Relationship research: happiness is not a match made in heaven

Forget destiny; focus instead on how far you've come, study suggests

Sure, Aristotle may have said, “Love is composed of a single soul inhabiting two bodies.” But thinking that you and your partner were made in heaven for each other can hurt your relationship, researchers say.

Psychologists observe that people talk and think about love in apparently limitless ways but underlying such diversity are some common themes that frame how we think about relationships. For example, one popular frame considers love as perfect unity (“made for each other,” “she’s my other half”); in another frame, love is a journey (“look how far we’ve come,” “we’ve been through all these things together”).

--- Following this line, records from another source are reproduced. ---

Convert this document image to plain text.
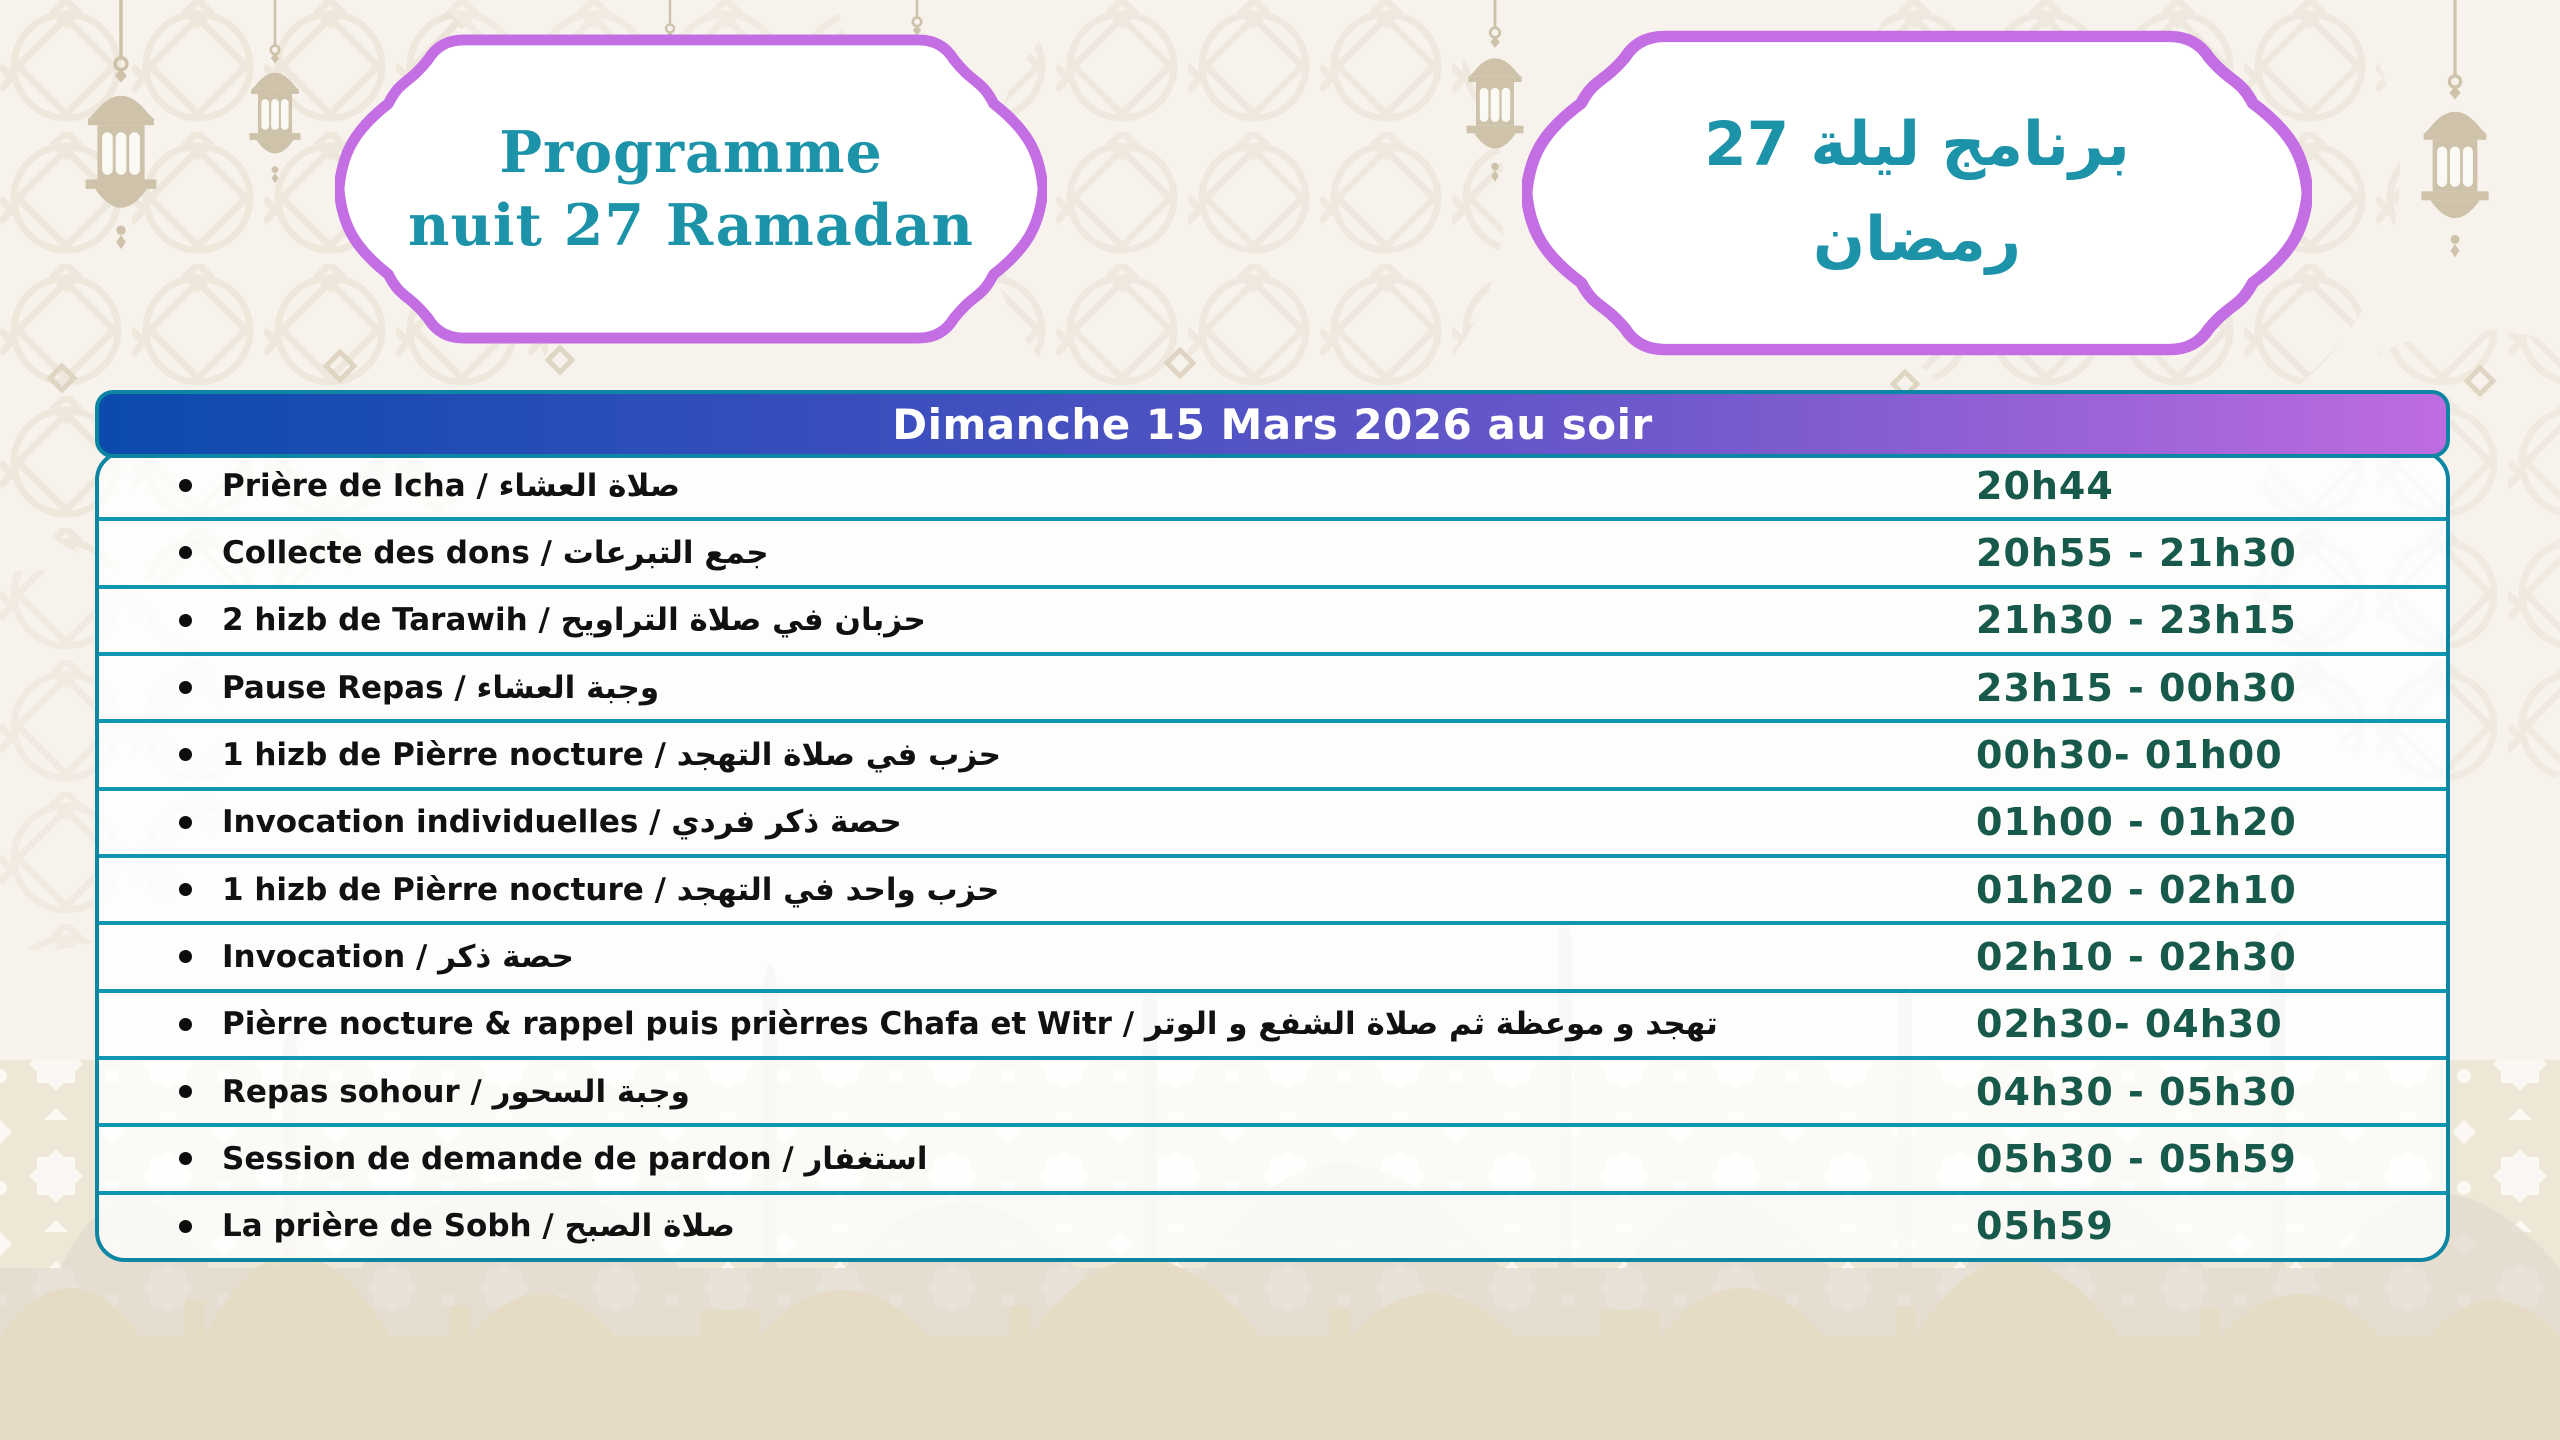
Programme
nuit 27 Ramadan
برنامج ليلة 27
رمضان
Prière de Icha / صلاة العشاء	20h44
Collecte des dons / جمع التبرعات	20h55 - 21h30
2 hizb de Tarawih / حزبان في صلاة التراويح	21h30 - 23h15
Pause Repas / وجبة العشاء	23h15 - 00h30
1 hizb de Pièrre nocture / حزب في صلاة التهجد	00h30- 01h00
Invocation individuelles / حصة ذكر فردي	01h00 - 01h20
1 hizb de Pièrre nocture / حزب واحد في التهجد	01h20 - 02h10
Invocation / حصة ذكر	02h10 - 02h30
Pièrre nocture & rappel puis prièrres Chafa et Witr / تهجد و موعظة ثم صلاة الشفع و الوتر	02h30- 04h30
Repas sohour / وجبة السحور	04h30 - 05h30
Session de demande de pardon / استغفار	05h30 - 05h59
La prière de Sobh / صلاة الصبح	05h59
Dimanche 15 Mars 2026 au soir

These two ways of thinking about relationships are particularly interesting, say study authors and social psychologists Spike W. S. Lee of the University of Toronto’s Rotman School of Management and Norbert Schwarz of the University of Southern California, because they have the power to highlight or downplay the damaging effect of conflicts on relationship evaluation.

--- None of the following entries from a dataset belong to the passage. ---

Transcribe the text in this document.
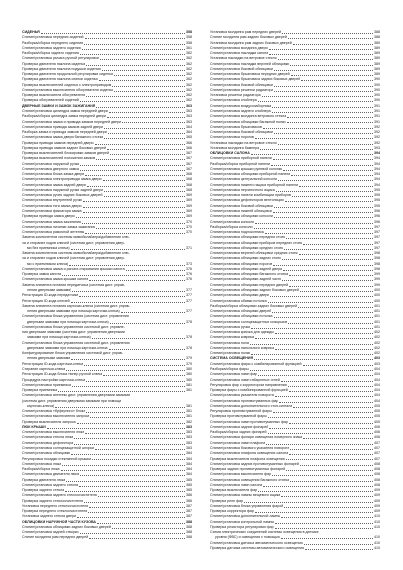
СИДЕНЬЯ	358
Снятие/установка передних сидений	358
Разборка/сборка переднего сидения	358
Снятие/установка заднего сидения	361
Разборка/сборка заднего сидения	362
Снятие/установка рычага ручной регулировки	362
Проверка двигателя наклона сиденья	362
Проверка двигателя наклона подушки сидения	362
Проверка двигателя продольной регулировки сиденья	362
Проверка двигателя наклона спинки сиденья	362
Проверка выключателей сиденья с электроприводом	362
Снятие/установка выключателя обогревателя сиденья	362
Проверка выключателя обогревателя	362
Проверка обогревателей сидений	362
ДВЕРНЫЕ ЗАМКИ И ЗАМОК ЗАЖИГАНИЯ	363
Снятие/установка цилиндра замка передней двери	363
Разборка/сборка цилиндра замка передней двери	363
Снятие/установка замка и привода замков передней двери	363
Снятие/установка привода замков задней двери	364
Разборка замка и привода замков передней двери	364
Снятие/установка замка двери багажного отсека	365
Проверка привода замков передней двери	366
Проверка привода замков задних боковых дверей	366
Проверка выключателей блокировки замков дверей	367
Проверка выключателей положения замков	367
Снятие/установка наружной ручки	367
Снятие/установка дверного замка	367
Снятие/установка блока замка двери	368
Снятие/установка электропривода замка двери	368
Снятие/установка замка задней двери	368
Снятие/установка наружной ручки задней двери	368
Снятие/установка ручек задних боковых дверей	369
Снятие/установка внутренней ручки	369
Снятие/установка тяги замка двери	369
Снятие/установка фиксатора замка	369
Проверка привода замка двери	369
Снятие/установка замка зажигания	370
Снятие/установка личинки замка зажигания	370
Снятие/установка рамочной антенны	370
Замена компонентов системы иммобилайзера/добавление клю-
ча и стирание кодов ключей (система дист. управления двер-
ми без приемника ключа)	371
Замена компонентов системы иммобилайзера/добавление клю-
ча и стирание кодов ключей (система дист. управления двер-
ми с приемником ключа)	373
Снятие/установка замка и рычага открывания крышки капота	376
Проверка замка капота	376
Снятие/установка замка крышки капота	376
Замена элемента питания передатчика (система дист. управ-
ления дверными замками)	377
Регистрация ID-кода передатчика	377
Регистрация ID-кода ключей	377
Замена элемента питания карточки-ключа (система дист. управ-
ления дверными замками при помощи карточки-ключа)	377
Снятие/установка блока управления (система дист. управления
дверными замками при помощи карточки-ключа)	378
Снятие/установка блока управления системой дист. управле-
ния дверными замками (система дист. управления дверными
замками при помощи карточки-ключа)	378
Снятие/установка блока управления системой дист. управления
дверными замками при помощи карточки-ключа	378
Конфигурирование блока управления системой дист. управ-
ления дверными замками	379
Регистрация ID-кода карточки-ключа	379
Стирание карточки-ключа	380
Регистрация ID-кода блока тюнер ручной ключа	380
Процедура настройки карточки-ключа	380
Снятие/установка приемника	381
Проверка приемника	381
Снятие/установка антенны дист. управления дверными замками
(система дист. управления дверными замками при помощи
карточки-ключа)	381
Снятие/установка «буферного» блока	381
Снятие/установка выключателя запроса	381
Проверка выключателя запроса	382
ЛЮК КРЫШИ	383
Снятие/установка выключателя люка	383
Снятие/установка стекла люка	383
Снятие/установка дефлектора	383
Снятие/установка солнцезащитной шторки	383
Снятие/установка облицовки	384
Регулировка посадки стеклянной крышки	384
Снятие/установка люка	384
Разборка/сборка люка	384
Снятие/установка двигателя люка	384
Проверка двигателя люка	385
Снятие/установка заднего стекла	385
Проверка заднего стекла	385
Снятие/установка заднего стеклоочистителя	386
Проверка заднего стеклоочистителя	386
Установка переднего стеклоочистителя	387
Проверка переднего стеклоочистителя	387
Установка заднего стекла двери	387
ОБЛИЦОВКИ НАРУЖНОЙ ЧАСТИ КУЗОВА	388
Снятие/установка облицовки задних боковых дверей	388
Снятие/установка задней створки	388
Снятие молдинга рам передних дверей	388
Установка молдинга рам передних дверей	388
Снятие молдинга рам задних боковых дверей	388
Установка молдинга рам задних боковых дверей	389
Снятие/установка молдинга двери	389
Снятие/установка накладки капота	389
Установка накладки на ветровое стекло	389
Снятие/установка накладки верхней облицовки	389
Снятие/установка боковой облицовки	389
Снятие/установка брызговика передних дверей	389
Снятие/установка брызговика задних боковых дверей	390
Снятие/установка боковой облицовки	390
Снятие/установка решетки радиатора	390
Установка решетки радиатора	390
Снятие/установка спойлера	390
Снятие/установка воздухозаборника	391
Снятие/установка заднего спойлера	391
Снятие/установка молдинга ветрового стекла	391
Снятие/установка облицовки багажной полки	391
Снятие/установка брызговиков	392
Снятие/установка боковой облицовки	392
Снятие/установка порогов	392
Установка накладки на ветровое стекло	392
Установка молдинга бампера	393
ОБЛИЦОВКИ САЛОНА	394
Снятие/установка приборной панели	394
Разборка/сборка приборной панели	394
Снятие/установка крышки рулевой колонки	394
Снятие/установка облицовки приборной панели	394
Снятие/установка центральной консоли	394
Снятие/установка нижнего ящика приборной панели	394
Снятие/установка перчаточного ящика	395
Снятие/установка панели комбинации приборов	395
Снятие/установка дефлекторов вентиляции	395
Снятие/установка боковой облицовки	395
Снятие/установка нижней облицовки	396
Снятие/установка облицовки консоли	396
Снятие/установка консоли	396
Разборка/сборка консоли	397
Снятие/установка подлокотника	397
Снятие/установка облицовки передних стоек	397
Снятие/установка облицовки приборов передних стоек	397
Снятие/установка облицовки средних стоек	397
Снятие/установка верхней облицовки средних стоек	398
Снятие/установка облицовки задних стоек	398
Снятие/установка облицовки порогов	398
Снятие/установка облицовки задней двери	398
Снятие/установка облицовки багажного отсека	399
Снятие/установка облицовки задней части	399
Снятие/установка облицовки передних дверей	399
Снятие/установка облицовки задних боковых дверей	400
Снятие/установка облицовки двери	400
Снятие/установка обивки потолка	400
Разборка/сборка облицовки задних боковых дверей	401
Снятие/установка облицовки дверей	401
Снятие/установка облицовки потолка	401
Снятие/установка солнцезащитных козырьков	401
Снятие/установка ручки	401
Снятие/установка крючка для одежды	402
Снятие/установка коврика	402
Снятие/установка пола	402
Снятие/установка напольного коврика	402
Снятие/установка полки	402
СИСТЕМА ОСВЕЩЕНИЯ	403
Снятие/установка фары с комбинированной функцией	403
Разборка/сборка фары	404
Снятие/установка ламп фар	404
Снятие/установка ламп габаритных огней	404
Регулировка фар с корректором направления	404
Проверка фары с комбинированной функцией	404
Снятие/установка указателя поворота	404
Снятие/установка противотуманных фар	404
Снятие/установка дополнительного стоп-сигнала	405
Регулировка противотуманной фары	405
Проверка противотуманной фары	405
Снятие/установка ламп противотуманных фар	405
Снятие/установка задних фонарей	406
Разборка/сборка задних фонарей	406
Снятие/установка фонаря освещения номерного знака	406
Снятие/установка ламп плафона	407
Снятие/установка бокового указателя поворота	407
Снятие/установка плафона освещения салона	407
Проверка выключателя плафона освещения	407
Снятие/установка задних противотуманных фонарей	408
Проверка задних противотуманных фонарей	408
Снятие/установка выключателя фар	408
Снятие/установка освещения багажного отсека	408
Снятие/установка ламп салона	408
Проверка выключателя фар	409
Снятие/установка лампы вещевого ящика	409
Проверка реле фар	409
Снятие/установка блока управления фарой	409
Проверка корректора фар	409
Снятие/установка дополнительной лампы	410
Снятие/установка контрольной лампы	410
Проверка резистора регулировки фар	410
Схема электрических соединений системы освещения в датчике
уровня (ФВС) и освещения с помощью	410
Снятие/установка датчика автоматического освещения	410
Проверка датчика системы автоматического освещения	410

After all, if two people were really made in heaven for each other, why should they have any conflicts?

"Our findings corroborate prior research showing that people who implicitly think of relationships as perfect unity between soulmates have worse relationships than people who implicitly think of relationships as a journey of growing and working things out,” says Lee. “Apparently, different ways of talking and thinking about love relationship lead to different ways of evaluating it.”

In one experiment, Lee and Schwarz had people in long-term relationships complete a knowledge quiz that included expressions related to either unity or journey, then recall either conflicts or celebrations with their romantic partner, and finally evaluate their relationship. As predicted, recalling conflicts leads people to feel less satisfied with their relationship – but only with the unity frame in mind, not with the journey frame in mind. Recalling celebrations makes people satisfied with their relationship regardless of how they think about it.

In two follow-up experiments, researchers invoked the unity vs. journey frame in even subtler, more incidental ways. For example, people were asked to identify pairs of geometric shapes to form a full circle (activating unity) or draw a line that gets from point A to point B through a maze (activating journey). Such non-linguistic, merely pictorial cues were sufficient to change the way people evaluated relationships.

Again, conflicts hurt relationship satisfaction with the unity frame in mind, not with the journey frame in mind.

The study was published in a recent issue of the Journal of Experimental Social Psychology.